The second and last time was when Hamish was before the juvenile court for computer hacking. There was a lawyer provided through Legal Aid. It made the world of difference having someone on your side who listened, who understood, who knew the ropes, who was by your side and on your side.

I’ve never been called before a court of justice to face any sort of charge. But with those two experiences under my belt, I know I’d want someone there with me and for me.

In this morning’s reading from John’s Gospel we heard Jesus’ “final” words to his friends. He said he was leaving them, but would send someone who would do what he had already been doing, but would do it even better and far more effectively. His promise is the “Paraclete.”

This Particular Greek word is very hard to translate. It really means a person called alongside you to give every help you need. In court you need a lawyer or an advocate, the spokesperson who speaks on your behalf. When hard decisions have to be made, you need a counsellor to listen and guide you toward the right decision. In grief you need a consoler. When you’re hurt, you need a comforter. Paraclete is all that and more.

He had had an upper-level management position in a large company. Without warning he found himself caught up in the company’s downsizing. He went into “early retirement.” He became sullen and depressed.

His minister realised his gifts and asked him to help out a couple of mornings a week with the clothes closet and food pantry the church operated. He was reluctant – but agreed to help.

He met a woman, mother of three, trying to make ends meet oh what she could earn as a domestic worker. She mentioned the problem she’d had with the electric company. She’d paid her bill late, but the company cut off the power anyway. Now they wanted $50 as a reconnection fee. What could she do?

She’d phoned, but had been told repeatedly that a rule was a rule..

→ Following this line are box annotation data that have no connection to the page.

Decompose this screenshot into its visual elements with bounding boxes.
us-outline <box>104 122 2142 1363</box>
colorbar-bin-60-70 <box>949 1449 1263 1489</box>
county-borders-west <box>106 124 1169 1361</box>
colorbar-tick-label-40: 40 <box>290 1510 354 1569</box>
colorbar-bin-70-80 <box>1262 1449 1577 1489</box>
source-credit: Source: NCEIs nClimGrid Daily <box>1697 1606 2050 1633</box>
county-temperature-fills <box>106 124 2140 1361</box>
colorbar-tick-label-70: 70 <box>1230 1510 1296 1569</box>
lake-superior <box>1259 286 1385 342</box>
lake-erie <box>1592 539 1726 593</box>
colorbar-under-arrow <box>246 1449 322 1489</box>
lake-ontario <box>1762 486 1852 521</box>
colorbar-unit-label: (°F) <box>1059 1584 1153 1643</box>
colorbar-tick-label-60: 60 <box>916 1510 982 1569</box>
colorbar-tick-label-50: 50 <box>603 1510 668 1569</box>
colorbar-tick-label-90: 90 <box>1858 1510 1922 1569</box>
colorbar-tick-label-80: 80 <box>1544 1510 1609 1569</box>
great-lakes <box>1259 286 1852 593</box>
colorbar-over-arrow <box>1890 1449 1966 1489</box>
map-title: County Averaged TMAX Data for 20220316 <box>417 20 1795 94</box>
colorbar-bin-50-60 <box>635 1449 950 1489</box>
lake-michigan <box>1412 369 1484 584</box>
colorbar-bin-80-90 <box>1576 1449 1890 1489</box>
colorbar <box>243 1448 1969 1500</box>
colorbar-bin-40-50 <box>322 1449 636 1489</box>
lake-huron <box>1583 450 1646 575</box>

He offered to call for her. When he made enquiries he was shocked at the way he was treated. He demanded to talk to the manager. The manager was an old friend. He agreed to help the woman with her problems.

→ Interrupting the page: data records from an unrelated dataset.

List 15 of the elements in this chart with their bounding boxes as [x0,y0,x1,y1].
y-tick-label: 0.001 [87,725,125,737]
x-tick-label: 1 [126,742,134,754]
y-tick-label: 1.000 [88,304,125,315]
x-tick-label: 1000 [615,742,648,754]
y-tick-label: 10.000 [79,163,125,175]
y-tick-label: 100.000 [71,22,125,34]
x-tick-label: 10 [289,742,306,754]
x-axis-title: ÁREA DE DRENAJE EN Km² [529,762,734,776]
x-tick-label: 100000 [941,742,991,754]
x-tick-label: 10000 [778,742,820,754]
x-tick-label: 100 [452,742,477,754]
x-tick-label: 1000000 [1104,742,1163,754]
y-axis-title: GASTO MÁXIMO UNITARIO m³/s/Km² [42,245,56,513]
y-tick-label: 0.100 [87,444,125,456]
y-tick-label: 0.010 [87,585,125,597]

Next it was another woman with a problem about a loan she’d taken out. He got action.

A ministry had opened up for this man. “In giving, he received. He learned what a gift it is to be able to talk on the phone, to cut through the red tape, to speak up.”

“’I never knew what it’s like eo be unable to figure out all the levels of red tape and organisational smokescreen,” he said. “Having spent my life in business, I knew how to cut through the garbage, go to the top, and to get these people the help they needed.”

He became an advocate for the poor, someone to plead their case before the powerful. He was counsellor, consoler and comforter in the very bet sense of those terms.

Jesus was telling his nearest friends he was going to leave them. He wouldn’t be with them as he had been before. He knew the difficulties they would face without him in the days, months and years ahead. But he promised them that they would not be left without his presence or his power. He would send them the Paraclete, the near presence of God to stand alongside them, to speak for them, to plead their case and to take up their cause.

What he promised them, he promised us.

We are not and never are on our own. The Paraclete, the Advocate, the Counsellor, the Comforter, the Consoler is alongside us and on our side. God’s Holy Spirit knows our needs, finds words that express what we cannot find words for, speaks up for us, pleads our case, takes up our cause.

Thank God for his gift of himself to us all.